Tougher policies discussed for travelers flying into Hawaii

Coronavirus

Passengers getting off the plane may soon face stricter guidelines when entering the state, Lieutenant Governor Josh Green said there are plans to implement a mandatory 14 quarantine to all travelers including residents.

Green’s office said the details for the policy are still getting sorted out at the Department of Transportation Airport Division.

Green said, “It appears we will have a new policy to decrease travel from the mainland for at least two weeks we will want only people that have to travel here everyone will have to quarantine for two weeks that’s the proposal we are moving to.”

However, the effects the policy may have on airline employees are still unclear.

Jaci-Ann Chung is the Local Council President for Hawaiian Airlines Association of Flight Attendants and she said she has not received word yet on the proposal.

Chung said, “Often times we’re learning that country’s, nations, including ours and cities will create these policies and mandates and then often time airlines, including Hawaiian Airlines just have to deal with the repercussions.”

As for other workers who rely on tourism, such as hotels, the industry has seen a decrease in visitors.

Joli Tokusato is a member of the Unite Here Local Five as well as a front desk attendant at a hotel, she said business slowed down even before Governor David Ige requested to stop leisure travel for 15 days.

Tokusato said, “Most of our hotels are down to 30 percent even before, we don’t even have 50 people who are affected by the covid virus yet as far as I know, but already our occupancy are so low that I knew this was coming.”

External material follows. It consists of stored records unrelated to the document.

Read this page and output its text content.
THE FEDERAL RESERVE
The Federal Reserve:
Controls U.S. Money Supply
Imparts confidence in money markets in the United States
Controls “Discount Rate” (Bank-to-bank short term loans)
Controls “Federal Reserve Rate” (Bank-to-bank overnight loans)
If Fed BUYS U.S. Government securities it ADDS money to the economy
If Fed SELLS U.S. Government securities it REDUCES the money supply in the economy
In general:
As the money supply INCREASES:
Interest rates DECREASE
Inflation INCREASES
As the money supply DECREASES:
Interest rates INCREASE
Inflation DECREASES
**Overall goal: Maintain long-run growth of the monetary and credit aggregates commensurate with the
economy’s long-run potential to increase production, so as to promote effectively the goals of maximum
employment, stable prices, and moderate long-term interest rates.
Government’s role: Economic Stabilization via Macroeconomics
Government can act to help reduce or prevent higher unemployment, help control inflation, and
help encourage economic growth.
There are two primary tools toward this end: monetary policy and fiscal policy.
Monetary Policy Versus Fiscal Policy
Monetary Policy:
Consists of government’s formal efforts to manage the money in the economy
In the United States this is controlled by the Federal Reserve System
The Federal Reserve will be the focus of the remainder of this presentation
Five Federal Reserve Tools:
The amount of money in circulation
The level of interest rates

She expects occupancy rates to lower even further in the coming week.

Tokusato said she understands these measures and it actually helps keep her and her colleagues less at risk from contracting the virus, but she now expects government officials to also help the many who are already applying for unemployment.

Green said these efforts are needed to prevent Hawaii’s healthcare system from being overwhelmed by cases.

“This will give us an opportunity for our legislative leaders to clearly determine how much reserve we have to use to keep people afloat,” Green said. “Worker’s compensation, unemployment benefits, a bail out, all of these questions could be answered more calmly in the context of also not having people dying at the same time in hospitals.”